Il rappelle que l'Autorité européenne de sécurité alimentaire (Efsa) a elle-même reconnu, dans un avis publié en décembre 2012, que l'exposition à la toxine Cry1, présente dans le maïs Bt11 mais aussi le MON 810, pouvait présenter un danger potentiel pour les larves de lépidoptères présentes sur des plantes-hôtes situées à proximité d'une culture de maïs MON 810 et Bt11. "Le groupe OGM de l'EFSA a conclu que des mesures d'atténuation des risques peuvent être nécessaires dans des conditions spécifiques (en fonction, par exemple, de la sensibilité et de la présence de lépidoptères, de la superficie cultivée de maïs Bt, de la densité de la plante-hôte) afin de réduire l'exposition des lépidoptères très sensibles au pollen du maïs Bt11", précisait alors l'avis, indiquant que ces précautions étaient également valables pour le MON 810. Plusieurs mesures d'atténuation des risques étaient alors préconisées : distance d'isolement conservatrice de 20m, création de zones refuges pour les espèces non cibles, renforcement de la surveillance…

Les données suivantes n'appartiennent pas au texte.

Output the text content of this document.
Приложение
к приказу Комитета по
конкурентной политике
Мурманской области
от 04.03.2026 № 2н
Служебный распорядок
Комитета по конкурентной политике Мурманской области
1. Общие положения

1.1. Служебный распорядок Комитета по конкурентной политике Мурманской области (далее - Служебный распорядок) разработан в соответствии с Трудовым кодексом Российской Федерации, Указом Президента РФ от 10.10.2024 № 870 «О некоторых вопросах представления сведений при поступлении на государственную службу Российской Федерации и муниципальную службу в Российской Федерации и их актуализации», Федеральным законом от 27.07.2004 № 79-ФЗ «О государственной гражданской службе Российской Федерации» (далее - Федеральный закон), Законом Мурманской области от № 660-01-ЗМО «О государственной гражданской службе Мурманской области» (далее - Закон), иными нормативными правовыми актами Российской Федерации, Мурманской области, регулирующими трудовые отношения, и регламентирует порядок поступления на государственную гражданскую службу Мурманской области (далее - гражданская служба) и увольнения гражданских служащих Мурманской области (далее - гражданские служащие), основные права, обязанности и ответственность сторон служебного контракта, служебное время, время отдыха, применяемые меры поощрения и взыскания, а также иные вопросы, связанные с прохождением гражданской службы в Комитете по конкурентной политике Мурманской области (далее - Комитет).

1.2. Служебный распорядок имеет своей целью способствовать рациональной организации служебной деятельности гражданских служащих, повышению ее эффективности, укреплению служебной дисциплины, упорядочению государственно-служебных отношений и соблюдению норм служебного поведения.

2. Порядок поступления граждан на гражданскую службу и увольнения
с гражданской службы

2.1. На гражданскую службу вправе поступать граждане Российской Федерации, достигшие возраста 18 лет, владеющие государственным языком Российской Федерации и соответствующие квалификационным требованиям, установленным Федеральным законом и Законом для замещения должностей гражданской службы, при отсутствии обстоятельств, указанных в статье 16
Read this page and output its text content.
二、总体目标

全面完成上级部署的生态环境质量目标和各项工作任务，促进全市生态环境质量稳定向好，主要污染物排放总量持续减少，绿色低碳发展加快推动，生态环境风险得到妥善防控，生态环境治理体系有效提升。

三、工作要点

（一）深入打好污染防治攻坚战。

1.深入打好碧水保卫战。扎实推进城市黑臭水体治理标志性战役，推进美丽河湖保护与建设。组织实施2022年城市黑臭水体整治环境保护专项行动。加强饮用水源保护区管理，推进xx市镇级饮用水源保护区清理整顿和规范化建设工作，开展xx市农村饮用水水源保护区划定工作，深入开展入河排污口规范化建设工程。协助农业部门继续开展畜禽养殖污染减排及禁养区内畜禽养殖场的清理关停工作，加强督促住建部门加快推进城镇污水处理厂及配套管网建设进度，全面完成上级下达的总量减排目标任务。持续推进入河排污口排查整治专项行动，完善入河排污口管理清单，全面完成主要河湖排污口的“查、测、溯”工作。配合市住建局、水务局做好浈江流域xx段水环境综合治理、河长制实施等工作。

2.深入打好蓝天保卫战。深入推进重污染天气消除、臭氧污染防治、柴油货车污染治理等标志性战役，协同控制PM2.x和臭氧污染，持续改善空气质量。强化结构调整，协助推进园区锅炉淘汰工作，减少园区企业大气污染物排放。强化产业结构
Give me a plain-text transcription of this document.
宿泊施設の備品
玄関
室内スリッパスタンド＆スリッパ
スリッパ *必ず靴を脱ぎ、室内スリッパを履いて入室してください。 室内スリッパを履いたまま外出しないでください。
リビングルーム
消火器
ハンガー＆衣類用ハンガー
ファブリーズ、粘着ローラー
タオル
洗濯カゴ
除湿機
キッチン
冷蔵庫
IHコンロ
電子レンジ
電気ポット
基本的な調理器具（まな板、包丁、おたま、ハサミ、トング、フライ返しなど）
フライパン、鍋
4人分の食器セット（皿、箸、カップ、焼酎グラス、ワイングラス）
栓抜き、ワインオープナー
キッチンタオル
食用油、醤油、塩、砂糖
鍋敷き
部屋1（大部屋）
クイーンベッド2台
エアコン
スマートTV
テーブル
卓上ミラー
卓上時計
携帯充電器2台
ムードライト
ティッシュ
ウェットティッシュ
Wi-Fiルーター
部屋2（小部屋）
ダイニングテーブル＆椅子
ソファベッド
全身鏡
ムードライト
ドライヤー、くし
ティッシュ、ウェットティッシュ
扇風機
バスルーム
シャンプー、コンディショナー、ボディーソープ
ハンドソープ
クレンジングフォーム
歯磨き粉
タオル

Or, constate le sénateur, "aucune mesure de gestion de la culture de maïs MON810, destinée à limiter les risques pour l'environnement n'est imposée par la décision d'autorisation délivrée en 1998 dont le renouvellement [déposé en 2012 par Monsanto] est toujours en cours d'examen". Selon lui, "les mesures de gestion et les plans de surveillance volontaires proposés par Monsanto, et partiellement mis en œuvre, sont très nettement incomplets, au regard des recommandations formulées par l'Autorité européenne de sécurité des aliments, et donc insuffisants pour préserver l'environnement". Ce qui justifie une interdiction de mise en culture de ce maïs.
TC 1507 : une évaluation incomplète
La proposition de loi souligne également l'urgence d'interdire la culture du maïs TC 1507, qui, en l'absence de majorité qualifiée au sein du Conseil européen, pourrait obtenir une autorisation de mise en culture prochainement. Les députés européens ont d'ailleurs appelé les Etats membres, mi-janvier, à invalider cette demande d'autorisation.
"Le maïs 1507 présente une tolérance à l'herbicide glufosinate, bien que cette dernière ne soit pas présentée comme un argument commercial par le pétitionnaire et que le projet d'autorisation n'inclue pas l'utilisation de cette tolérance à un herbicide. Cette modification portant sur la résistance au glufosinate a été insuffisamment évaluée par l'Autorité européenne de sécurité des aliments", estime le sénateur, qui demande une évaluation plus complète de cet OGM.
De plus, des résistances à la protéine Cry1F ont été observées sur des ravageurs présents en Outre mer, et reconnues par l'Efsa.
"Compte tenu du calendrier de la procédure d'autorisation du maïs 1507, de l'urgence liée à l'approche de la période des semis de maïs et du risque important mettant en péril de façon manifeste l'environnement, il apparaît nécessaire de prévoir une mesure d'interdiction couvrant également la mise en culture du maïs TC 1507", conclut donc l'élu.
Renforcer l'évaluation et autoriser les clauses de sauvegarde
Le sénateur revient également sur le renforcement de l'évaluation sanitaire et environnementale des OGM, demandée à l'unanimité par les Etats membres en 2008 et adoptée en 2013. Seulement, ce renforcement ne s'applique qu'aux demandes d'autorisation déposées à partir de décembre 2013… De fait, l'évaluation des maïs MON810 et TC1507 reste "insuffisante".
En dernier lieu, l'élu rappelle que la question des OGM "nécessite la prise en compte des particularités géographiques, agronomiques et écologiques des territoires très divers de l'Union". En France, leur culture aurait selon lui des impacts économiques sur les filières agricoles "sans OGM" (qu'elles soient conventionnelles ou biologiques) et sur l'apiculture.
La proposition de règlement européen visant à autoriser, à l'échelon national, des mesures de sauvegarde pour des raisons autres que sanitaires et environnementales, est toujours bloquée, faute d'accord entre les Etats membres.